Indeed, but that does not make it right or rational. Bayesian method helps keep things rational. This is pertinent because human brains are terrible at conditional probabilities.

One can always argue that data analysis is usually just window dressing and decision making is mostly political and social. Empirically you would be mostly right if you take that position. One cannot argue against that factual observation.

The more interesting question is, if the decision makers aspire to be rational, which method should they use. I have used frequentist and Bayesian methods both. I made the choice on the basis of the question that needed answering.

For example, when we needed to monitor (and alert on) a time varying probability of error (under time varying sample sizes) -- Bayesian method was a more natural fit than say confidence intervals or hypothesis tests. Bayesian methods directly address the question "What is the probability that error probability is below the threshold now, considering domain expert's opinion about how often it goes below the threshold and how the data has looked in the recent past?"

[wenc]

> Indeed, but that does not make it right or rational. Bayesian method helps keep things rational. This is pertinent because human brains are terrible at conditional probabilities.

I agree with you on Bayesian methods keeping things rational (consistent within a probabilistic framework).

I would say there are different kinds of rationality however: the 2 that I'm most interested in are epistemic rationality (not being wrong) and instrumental rationality (what works), and in the domain of business (but perhaps not other domains like science and math), we optimize for the latter. This is because not getting analyses wrong (epistemic) is actually less useful than getting workable results (instrumental) even if the analyses are wrong. In fact, some folks at lesswrong tried their hand at doing a startup, applying all the principles of epistemic rationality and avoiding bias, and it did not work out. Business is less about having the right mental model but doing what works. This article expands on this point [1]

The issue is in ill-defined (not just stochastic in a parametric uncertainty sense, but actually ill-defined) domains like business, the map (statistical models) is not the territory (real world) -- it's a very rough proxy for it. Even the expert opinions that Bayesian methods embed as priors -- many of those are subjective priors which are not 100% rational. Not to be cliched but to recycle an old John Tukey saying: "An approximate answer to the right question is worth a great deal more than a precise answer to the wrong question." Frequentist methods are often good enough for discovering the terrain approximately, and in business, there's more value in discovering terrain than in getting the analysis exactly right.

(that said, in these settings Bayesian methods are equally as good too, though their marginal value over frequentist is often not appreciable. One exception might be multilevel regression analysis where you're stacking models.)

[1] https://commoncog.com/putting-mental-models-to-practice-part...

[srean]

> Even the expert opinions that Bayesian methods embed as priors -- many of those are subjective priors which are not 100% rational.

Of course ! Like big bang it needs one initial allowable 'miracle' and does not let irrationality creep in through other back doors.

As I mentioned earlier, I choose the formulation that suits the question that needs answering.
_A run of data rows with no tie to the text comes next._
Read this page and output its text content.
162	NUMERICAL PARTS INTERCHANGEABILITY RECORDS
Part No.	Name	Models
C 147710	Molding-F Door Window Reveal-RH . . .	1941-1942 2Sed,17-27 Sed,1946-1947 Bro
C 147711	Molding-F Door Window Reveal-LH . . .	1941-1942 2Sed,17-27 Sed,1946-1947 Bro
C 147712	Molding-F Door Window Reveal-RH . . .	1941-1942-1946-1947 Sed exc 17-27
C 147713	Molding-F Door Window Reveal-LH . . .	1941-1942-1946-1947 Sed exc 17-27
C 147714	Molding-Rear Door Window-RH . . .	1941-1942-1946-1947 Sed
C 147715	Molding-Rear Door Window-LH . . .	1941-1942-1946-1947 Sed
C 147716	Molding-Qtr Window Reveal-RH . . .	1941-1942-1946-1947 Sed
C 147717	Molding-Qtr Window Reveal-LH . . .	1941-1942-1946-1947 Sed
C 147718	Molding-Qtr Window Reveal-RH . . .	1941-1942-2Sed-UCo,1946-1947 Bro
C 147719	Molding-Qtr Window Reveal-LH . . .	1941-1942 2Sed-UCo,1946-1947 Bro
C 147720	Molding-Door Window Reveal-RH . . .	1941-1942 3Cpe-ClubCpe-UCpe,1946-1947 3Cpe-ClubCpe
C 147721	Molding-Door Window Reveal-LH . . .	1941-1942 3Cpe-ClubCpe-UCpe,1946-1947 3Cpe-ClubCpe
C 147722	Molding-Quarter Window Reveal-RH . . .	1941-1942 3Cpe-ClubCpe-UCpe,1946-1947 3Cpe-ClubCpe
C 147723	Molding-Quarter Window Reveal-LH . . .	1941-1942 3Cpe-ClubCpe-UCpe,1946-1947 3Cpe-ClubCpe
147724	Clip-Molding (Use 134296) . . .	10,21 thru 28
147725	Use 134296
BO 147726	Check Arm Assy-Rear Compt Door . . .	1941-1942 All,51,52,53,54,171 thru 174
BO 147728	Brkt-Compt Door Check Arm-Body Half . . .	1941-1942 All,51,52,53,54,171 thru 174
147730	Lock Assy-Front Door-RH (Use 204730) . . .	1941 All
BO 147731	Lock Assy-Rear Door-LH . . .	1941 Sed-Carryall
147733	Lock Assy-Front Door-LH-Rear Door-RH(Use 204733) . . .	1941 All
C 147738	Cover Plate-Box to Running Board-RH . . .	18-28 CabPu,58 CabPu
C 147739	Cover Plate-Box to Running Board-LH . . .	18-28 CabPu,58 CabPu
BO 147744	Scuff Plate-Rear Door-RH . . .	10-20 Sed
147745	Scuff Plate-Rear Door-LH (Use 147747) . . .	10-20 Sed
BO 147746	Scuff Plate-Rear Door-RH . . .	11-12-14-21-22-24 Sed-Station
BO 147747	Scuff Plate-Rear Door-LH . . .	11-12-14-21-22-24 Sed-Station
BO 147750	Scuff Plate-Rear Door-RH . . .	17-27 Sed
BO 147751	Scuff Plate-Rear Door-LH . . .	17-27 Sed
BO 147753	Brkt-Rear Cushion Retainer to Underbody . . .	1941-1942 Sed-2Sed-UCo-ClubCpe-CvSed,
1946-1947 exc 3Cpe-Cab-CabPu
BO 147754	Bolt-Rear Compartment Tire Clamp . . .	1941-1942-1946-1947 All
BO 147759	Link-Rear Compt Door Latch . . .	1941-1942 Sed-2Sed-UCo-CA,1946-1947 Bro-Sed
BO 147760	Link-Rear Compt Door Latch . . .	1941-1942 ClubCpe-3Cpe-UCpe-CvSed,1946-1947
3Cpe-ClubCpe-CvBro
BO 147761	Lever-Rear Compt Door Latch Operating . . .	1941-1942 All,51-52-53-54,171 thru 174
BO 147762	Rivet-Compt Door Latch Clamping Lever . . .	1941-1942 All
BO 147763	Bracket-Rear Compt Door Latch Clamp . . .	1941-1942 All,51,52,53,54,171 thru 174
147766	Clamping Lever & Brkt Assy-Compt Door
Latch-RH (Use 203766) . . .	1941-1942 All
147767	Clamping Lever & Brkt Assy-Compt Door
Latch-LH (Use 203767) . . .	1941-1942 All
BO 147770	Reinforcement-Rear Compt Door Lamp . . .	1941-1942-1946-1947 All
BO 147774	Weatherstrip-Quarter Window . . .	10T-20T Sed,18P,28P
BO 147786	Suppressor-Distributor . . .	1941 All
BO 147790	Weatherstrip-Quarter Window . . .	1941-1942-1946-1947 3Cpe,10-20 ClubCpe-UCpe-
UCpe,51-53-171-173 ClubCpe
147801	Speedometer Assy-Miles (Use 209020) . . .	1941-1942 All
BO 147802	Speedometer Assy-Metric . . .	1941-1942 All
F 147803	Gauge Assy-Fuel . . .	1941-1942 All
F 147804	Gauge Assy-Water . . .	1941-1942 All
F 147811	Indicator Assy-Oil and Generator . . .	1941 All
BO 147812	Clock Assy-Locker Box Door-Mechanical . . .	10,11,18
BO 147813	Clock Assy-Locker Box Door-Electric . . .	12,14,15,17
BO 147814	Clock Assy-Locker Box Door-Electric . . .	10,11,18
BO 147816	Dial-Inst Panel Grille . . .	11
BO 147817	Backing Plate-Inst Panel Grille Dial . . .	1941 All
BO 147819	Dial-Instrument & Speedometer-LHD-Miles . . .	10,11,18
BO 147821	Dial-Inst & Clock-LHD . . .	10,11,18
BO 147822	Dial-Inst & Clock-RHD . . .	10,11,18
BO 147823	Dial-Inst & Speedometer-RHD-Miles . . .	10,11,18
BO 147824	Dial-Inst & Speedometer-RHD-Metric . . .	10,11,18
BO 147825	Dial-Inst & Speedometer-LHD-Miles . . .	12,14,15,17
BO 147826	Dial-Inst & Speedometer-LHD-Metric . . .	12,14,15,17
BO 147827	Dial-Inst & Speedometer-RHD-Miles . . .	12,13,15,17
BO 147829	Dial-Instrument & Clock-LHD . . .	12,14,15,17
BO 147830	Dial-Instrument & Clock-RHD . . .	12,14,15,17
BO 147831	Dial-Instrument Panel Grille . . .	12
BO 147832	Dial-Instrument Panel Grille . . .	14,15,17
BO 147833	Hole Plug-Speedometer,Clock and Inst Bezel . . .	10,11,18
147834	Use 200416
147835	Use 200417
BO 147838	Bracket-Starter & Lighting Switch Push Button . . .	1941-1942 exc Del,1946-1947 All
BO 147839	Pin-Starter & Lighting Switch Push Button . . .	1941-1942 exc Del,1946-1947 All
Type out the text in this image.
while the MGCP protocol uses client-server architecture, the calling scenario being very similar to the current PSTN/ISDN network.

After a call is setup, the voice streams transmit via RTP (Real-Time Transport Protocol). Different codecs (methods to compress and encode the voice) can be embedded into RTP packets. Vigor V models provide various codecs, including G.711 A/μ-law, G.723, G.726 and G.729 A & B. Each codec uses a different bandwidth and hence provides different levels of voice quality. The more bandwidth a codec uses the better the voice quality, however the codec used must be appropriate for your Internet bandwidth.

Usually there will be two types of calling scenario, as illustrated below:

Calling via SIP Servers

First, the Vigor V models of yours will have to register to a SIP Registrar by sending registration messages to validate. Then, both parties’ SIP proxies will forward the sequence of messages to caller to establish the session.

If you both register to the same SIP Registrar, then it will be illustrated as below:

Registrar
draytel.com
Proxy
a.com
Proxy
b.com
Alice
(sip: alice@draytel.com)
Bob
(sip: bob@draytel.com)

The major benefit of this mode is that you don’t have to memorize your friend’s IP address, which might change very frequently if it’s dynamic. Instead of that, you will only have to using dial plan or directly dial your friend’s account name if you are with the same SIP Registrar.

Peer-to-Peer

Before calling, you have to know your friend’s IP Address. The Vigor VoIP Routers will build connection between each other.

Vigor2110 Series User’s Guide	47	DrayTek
Not sure about the 'what works' vs 'analytic correctness'. How would even one know that something works or have a hunch about what may succeed if they have no mental model to base it upon. Often that is implicit and not sharp enough to be quantitative. Bayesian formulation helps in making some of those implicit assumptions explicit.

Other than that I think we mostly agree. For example both the formulations have a notion of a completely defined sample space, the universe of all possible outcomes. That works in a game of gambling. In business often you do not know this set.

Anyhow, nice talking to you. I enjoyed the conversation.